4 comments to Les Sorcières de Zugarramurdi

  • M. Bizarre M. Bizarre  says:

    Entièrement d’accord, je suis tout aussi positif. La grand mère est hilarante et Santiago Segura qui se fait découper progressivement m’a bien fait rire aussi. Et le « kaiju » surprise est… abominablement génial.

    Après oui, j’ai aussi ressenti ce côté assez bizarre sur la vue de la Femme en général (je pensais que la mère serait l’exception, celle qui montre qu’elles ne sont pas toutes des sorcières et qui va tout faire pour sauver son fils, puis non), cependant faut quand même reconnaître une chose: Les mecs sont pas terrible non plus !
    Entre le héros qui emmène son fils au braquage, le chauffeur de taxi qui est prêt a oublier sa femmes et ses mômes, le mari de la grand-mère qui est pervers et même le frère prisonnier qui est loin d’être glorieux, je crois pas que les mâles soient montré comme supérieur.
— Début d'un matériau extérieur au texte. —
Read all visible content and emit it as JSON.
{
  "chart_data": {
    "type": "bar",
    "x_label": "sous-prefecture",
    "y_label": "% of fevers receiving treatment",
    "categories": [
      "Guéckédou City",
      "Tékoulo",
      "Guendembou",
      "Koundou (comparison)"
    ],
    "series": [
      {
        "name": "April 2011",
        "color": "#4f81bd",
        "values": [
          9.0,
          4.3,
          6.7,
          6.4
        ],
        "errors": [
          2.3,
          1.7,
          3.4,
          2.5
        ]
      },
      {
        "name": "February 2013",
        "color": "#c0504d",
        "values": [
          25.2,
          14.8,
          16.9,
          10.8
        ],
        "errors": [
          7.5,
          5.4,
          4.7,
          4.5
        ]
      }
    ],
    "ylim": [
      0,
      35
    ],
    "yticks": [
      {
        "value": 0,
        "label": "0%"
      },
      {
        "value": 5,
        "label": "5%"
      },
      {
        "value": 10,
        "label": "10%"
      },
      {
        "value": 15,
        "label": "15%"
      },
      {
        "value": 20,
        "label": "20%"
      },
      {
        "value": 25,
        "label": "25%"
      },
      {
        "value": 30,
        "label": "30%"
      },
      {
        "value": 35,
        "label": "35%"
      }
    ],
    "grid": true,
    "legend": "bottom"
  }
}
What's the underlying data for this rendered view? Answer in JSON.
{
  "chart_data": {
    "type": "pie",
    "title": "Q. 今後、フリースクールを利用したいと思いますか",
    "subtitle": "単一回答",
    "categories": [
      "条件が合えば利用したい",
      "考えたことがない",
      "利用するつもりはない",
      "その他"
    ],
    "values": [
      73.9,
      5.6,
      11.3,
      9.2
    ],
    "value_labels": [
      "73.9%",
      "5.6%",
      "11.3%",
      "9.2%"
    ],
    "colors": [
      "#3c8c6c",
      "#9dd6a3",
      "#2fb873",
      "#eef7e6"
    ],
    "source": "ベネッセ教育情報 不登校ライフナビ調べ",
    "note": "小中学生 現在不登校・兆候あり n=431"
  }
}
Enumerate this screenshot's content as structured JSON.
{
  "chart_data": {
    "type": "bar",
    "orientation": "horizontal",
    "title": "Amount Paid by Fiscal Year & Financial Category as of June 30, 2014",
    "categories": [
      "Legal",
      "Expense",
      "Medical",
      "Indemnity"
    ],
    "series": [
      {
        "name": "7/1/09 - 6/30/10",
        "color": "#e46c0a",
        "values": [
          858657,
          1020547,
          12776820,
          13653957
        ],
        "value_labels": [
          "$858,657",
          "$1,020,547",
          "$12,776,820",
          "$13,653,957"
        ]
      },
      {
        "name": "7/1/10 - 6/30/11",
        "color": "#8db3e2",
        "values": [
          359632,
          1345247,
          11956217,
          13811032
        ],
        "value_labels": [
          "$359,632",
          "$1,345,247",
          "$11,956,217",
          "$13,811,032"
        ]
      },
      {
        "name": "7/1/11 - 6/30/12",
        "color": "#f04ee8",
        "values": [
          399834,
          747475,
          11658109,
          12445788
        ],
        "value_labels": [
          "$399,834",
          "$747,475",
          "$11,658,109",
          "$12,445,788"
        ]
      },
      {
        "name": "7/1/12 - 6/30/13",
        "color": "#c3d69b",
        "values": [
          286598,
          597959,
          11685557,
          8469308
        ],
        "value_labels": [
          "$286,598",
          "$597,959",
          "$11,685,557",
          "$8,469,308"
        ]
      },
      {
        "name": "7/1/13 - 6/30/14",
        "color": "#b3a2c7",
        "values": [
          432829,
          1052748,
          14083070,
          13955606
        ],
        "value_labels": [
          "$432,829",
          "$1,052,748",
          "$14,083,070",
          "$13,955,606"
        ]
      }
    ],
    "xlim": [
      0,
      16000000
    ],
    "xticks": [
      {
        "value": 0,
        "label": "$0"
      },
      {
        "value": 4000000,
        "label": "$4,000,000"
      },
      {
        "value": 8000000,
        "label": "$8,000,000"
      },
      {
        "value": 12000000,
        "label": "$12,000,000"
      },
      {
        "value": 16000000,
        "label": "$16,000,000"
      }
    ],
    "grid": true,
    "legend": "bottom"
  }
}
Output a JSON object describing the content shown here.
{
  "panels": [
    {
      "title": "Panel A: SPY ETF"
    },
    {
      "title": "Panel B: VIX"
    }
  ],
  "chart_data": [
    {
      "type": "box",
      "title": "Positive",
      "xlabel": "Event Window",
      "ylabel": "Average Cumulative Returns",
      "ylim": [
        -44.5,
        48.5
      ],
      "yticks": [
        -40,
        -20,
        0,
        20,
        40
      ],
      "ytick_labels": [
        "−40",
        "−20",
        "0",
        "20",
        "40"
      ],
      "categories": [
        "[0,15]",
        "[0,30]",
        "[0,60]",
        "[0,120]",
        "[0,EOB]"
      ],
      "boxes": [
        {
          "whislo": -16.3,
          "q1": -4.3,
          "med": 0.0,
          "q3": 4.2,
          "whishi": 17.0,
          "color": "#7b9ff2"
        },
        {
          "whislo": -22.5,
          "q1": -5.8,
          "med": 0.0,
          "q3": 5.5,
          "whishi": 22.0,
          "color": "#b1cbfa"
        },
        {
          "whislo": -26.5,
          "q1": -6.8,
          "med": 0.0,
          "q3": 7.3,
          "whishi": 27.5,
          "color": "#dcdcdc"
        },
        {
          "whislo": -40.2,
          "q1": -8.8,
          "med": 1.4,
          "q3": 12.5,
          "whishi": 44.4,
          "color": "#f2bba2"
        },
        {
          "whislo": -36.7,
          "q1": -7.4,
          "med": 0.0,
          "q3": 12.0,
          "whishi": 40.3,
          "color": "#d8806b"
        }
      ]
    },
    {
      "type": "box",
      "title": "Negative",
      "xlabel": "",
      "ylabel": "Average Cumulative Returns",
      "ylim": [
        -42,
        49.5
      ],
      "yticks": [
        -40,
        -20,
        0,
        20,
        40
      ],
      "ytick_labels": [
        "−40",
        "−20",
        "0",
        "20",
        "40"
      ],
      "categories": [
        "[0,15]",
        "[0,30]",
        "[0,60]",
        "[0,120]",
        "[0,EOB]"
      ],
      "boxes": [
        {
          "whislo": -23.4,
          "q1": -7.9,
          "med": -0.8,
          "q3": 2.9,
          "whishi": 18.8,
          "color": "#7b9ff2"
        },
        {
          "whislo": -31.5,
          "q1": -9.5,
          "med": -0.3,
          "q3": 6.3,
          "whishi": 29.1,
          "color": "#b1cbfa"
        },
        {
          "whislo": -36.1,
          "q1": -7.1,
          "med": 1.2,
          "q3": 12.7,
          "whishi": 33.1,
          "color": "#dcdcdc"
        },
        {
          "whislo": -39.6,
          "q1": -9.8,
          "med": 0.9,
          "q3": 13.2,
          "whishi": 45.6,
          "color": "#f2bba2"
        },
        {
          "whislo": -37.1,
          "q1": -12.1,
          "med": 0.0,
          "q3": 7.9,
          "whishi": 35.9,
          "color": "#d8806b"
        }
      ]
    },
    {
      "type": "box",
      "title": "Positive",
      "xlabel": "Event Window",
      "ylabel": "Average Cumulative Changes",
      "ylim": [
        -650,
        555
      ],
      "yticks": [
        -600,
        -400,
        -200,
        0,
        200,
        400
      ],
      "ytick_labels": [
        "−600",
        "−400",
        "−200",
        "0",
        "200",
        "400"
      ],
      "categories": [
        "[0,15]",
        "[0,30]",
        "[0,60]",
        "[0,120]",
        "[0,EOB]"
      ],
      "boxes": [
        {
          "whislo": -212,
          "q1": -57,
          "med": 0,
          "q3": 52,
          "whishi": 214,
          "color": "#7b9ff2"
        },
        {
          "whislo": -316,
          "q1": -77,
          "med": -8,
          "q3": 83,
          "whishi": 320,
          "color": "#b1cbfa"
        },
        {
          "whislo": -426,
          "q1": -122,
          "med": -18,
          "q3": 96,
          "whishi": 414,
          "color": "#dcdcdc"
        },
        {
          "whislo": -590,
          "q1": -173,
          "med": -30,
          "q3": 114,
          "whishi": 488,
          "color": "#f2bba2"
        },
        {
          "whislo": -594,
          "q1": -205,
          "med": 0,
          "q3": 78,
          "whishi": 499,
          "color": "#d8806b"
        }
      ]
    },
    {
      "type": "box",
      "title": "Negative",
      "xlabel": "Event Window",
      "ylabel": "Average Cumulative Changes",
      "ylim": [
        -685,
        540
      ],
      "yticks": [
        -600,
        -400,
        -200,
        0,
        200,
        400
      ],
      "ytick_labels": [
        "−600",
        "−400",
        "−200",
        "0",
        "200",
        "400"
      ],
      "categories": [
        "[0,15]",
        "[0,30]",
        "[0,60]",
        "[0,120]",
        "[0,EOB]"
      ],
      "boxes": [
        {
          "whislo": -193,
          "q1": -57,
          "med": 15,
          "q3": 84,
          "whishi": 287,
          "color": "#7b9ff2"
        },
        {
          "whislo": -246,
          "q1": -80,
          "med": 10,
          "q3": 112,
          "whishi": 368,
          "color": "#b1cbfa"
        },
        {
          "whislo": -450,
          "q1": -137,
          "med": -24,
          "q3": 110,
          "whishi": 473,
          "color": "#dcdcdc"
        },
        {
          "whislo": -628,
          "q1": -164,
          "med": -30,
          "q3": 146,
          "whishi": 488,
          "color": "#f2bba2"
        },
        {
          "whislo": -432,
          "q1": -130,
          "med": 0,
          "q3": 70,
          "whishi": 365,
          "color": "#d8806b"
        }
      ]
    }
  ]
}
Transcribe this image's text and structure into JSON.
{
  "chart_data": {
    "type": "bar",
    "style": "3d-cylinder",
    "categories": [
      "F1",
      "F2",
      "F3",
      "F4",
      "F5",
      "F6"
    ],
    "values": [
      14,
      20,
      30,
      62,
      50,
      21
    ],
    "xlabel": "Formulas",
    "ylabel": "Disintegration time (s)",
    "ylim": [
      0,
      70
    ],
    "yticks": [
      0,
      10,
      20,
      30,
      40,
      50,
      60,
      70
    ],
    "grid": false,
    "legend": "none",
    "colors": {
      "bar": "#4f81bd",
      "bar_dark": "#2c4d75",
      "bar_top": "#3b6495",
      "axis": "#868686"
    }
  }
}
Plutôt lamentable, pleutre, colérique et menteur… Généralement ce que les nanas nous reproche en fait.

    J’oserai dire que les deux « camps » sont chacun représenté dans une vision de reproche que l’un peut dire de l’autre (les mecs sont des cons fini et des incapables, les nanas sont castratrices et te laisse jamais t’amuser), après j’en sais rien. J’avoue que j’ai pas voulu trop analyser.

  • Roggy  says:

    D’accord avec vous sur la bonne ambiance du film. J’adore la 1ère scène, mais la suite se dégonfle progressivement, malgré quelques scènes très drôles comme la fin très « Ghostbuster ». J’ai vu le film présenté par Alex de la Iglesia au PIFFF et je peux dire que ce gars est fou 🙂 Peut-être pas son meilleur film (trop d’ellipses en son milieu comme si le scénario s’était perdu dans les montagnes) mais un bon moment bien fendard néanmoins.